7. Polish: Karma Organic Non-Toxic Nail Polish, Top Coat and Remover
The soaking and buffing and scrubbing can be a bit tedious, but polishing is definitely the fun part. Before you start, configure yourself comfortably on a couch with an ottoman, on a chair with a foot stool, or in any way that makes sense to you. Be sure you have a stable place to put your opened bottles of polish, and place a paper towel under your feet to protect against spills. It’s also a good idea to have a handful of cotton swabs and some nail polish remover on hand to clean up any polish that goes onto your skin. Having some good reading material or must-see television queued up will help you sit still while you’re waiting for your polish to dry.
It’s no secret that commercial nail polishes contain a variety of toxic chemicals, and the quest to create a formula that is non-toxic but durable has been ongoing for years. The nail polishes, top coat and remover from Karma Naturals is made with organic, cruelty-free ingredients, has a pleasant scent and lasts chip-free for an average of five days.

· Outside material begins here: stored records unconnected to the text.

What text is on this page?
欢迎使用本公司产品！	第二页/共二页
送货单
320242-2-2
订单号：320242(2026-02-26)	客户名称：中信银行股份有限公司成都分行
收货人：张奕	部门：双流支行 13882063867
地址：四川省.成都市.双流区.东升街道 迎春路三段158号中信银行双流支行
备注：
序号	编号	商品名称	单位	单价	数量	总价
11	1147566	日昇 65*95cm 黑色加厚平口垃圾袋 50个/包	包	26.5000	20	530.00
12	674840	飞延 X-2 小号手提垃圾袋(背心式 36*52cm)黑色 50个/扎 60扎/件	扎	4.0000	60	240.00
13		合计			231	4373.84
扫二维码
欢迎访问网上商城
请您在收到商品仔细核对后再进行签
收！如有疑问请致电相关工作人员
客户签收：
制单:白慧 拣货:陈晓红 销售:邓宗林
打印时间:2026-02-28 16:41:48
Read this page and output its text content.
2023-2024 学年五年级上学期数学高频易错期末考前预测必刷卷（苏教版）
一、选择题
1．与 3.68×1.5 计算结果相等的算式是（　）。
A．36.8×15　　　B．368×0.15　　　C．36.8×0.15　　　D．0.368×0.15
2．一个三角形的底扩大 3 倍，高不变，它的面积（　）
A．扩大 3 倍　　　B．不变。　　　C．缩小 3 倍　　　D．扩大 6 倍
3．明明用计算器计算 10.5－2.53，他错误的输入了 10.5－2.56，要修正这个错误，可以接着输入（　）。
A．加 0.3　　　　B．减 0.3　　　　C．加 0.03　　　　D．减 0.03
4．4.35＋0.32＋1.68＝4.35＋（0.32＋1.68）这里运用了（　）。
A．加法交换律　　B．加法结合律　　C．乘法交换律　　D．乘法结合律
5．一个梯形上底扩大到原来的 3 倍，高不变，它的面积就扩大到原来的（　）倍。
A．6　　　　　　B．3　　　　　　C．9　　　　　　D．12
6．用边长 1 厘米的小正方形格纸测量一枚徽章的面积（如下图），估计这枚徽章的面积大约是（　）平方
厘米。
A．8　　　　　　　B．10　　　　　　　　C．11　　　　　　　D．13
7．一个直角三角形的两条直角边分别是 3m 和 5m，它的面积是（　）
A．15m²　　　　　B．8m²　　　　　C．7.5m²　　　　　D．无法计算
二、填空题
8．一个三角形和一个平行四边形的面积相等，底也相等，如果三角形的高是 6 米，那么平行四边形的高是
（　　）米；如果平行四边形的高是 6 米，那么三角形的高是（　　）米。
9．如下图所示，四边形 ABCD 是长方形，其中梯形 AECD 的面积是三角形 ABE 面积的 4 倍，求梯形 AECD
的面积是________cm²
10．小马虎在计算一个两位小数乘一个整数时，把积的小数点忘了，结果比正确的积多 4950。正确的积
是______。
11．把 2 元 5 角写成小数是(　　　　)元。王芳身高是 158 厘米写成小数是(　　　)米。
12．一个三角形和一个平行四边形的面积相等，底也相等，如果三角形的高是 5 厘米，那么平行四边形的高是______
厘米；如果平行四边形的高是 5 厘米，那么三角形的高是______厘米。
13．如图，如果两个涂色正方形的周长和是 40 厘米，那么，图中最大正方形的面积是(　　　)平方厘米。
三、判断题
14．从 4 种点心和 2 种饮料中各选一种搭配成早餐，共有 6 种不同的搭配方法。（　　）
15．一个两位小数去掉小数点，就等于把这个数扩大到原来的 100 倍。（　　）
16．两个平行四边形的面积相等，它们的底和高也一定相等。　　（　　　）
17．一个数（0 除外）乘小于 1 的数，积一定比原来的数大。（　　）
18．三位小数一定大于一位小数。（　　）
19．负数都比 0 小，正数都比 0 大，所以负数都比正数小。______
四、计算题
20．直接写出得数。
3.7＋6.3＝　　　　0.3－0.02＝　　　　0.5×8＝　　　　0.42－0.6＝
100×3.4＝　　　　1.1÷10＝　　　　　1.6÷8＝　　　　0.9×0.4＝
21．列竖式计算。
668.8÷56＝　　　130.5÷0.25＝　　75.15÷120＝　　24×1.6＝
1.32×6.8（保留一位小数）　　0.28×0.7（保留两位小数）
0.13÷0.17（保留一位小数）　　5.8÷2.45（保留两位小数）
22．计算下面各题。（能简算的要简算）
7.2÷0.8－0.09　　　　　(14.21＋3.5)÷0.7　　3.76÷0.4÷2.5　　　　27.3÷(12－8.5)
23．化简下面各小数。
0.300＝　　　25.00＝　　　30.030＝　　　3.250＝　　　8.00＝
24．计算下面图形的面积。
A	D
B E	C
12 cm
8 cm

Non-toxic nail polishes are still not as long-lasting as their chemical-laden counterparts, but when you consider how hard we work to eat right, exercise and take care of ourselves, it only makes sense to choose a better nail polish.
Karma Organic Base & Top Coat
Karma Naturals Organic Polish Remover
Apply a thin layer of base coat to each nail and allow it to dry for about 10 minutes. Apply two coats of your chosen color, being sure to pause for about 10 minutes in between coats. As you go, clean up any polish on your skin with a cotton swab. Finally, apply your top coat and give yourself plenty of time to bliss out to your favorite shows or books while you wait for your polish to dry.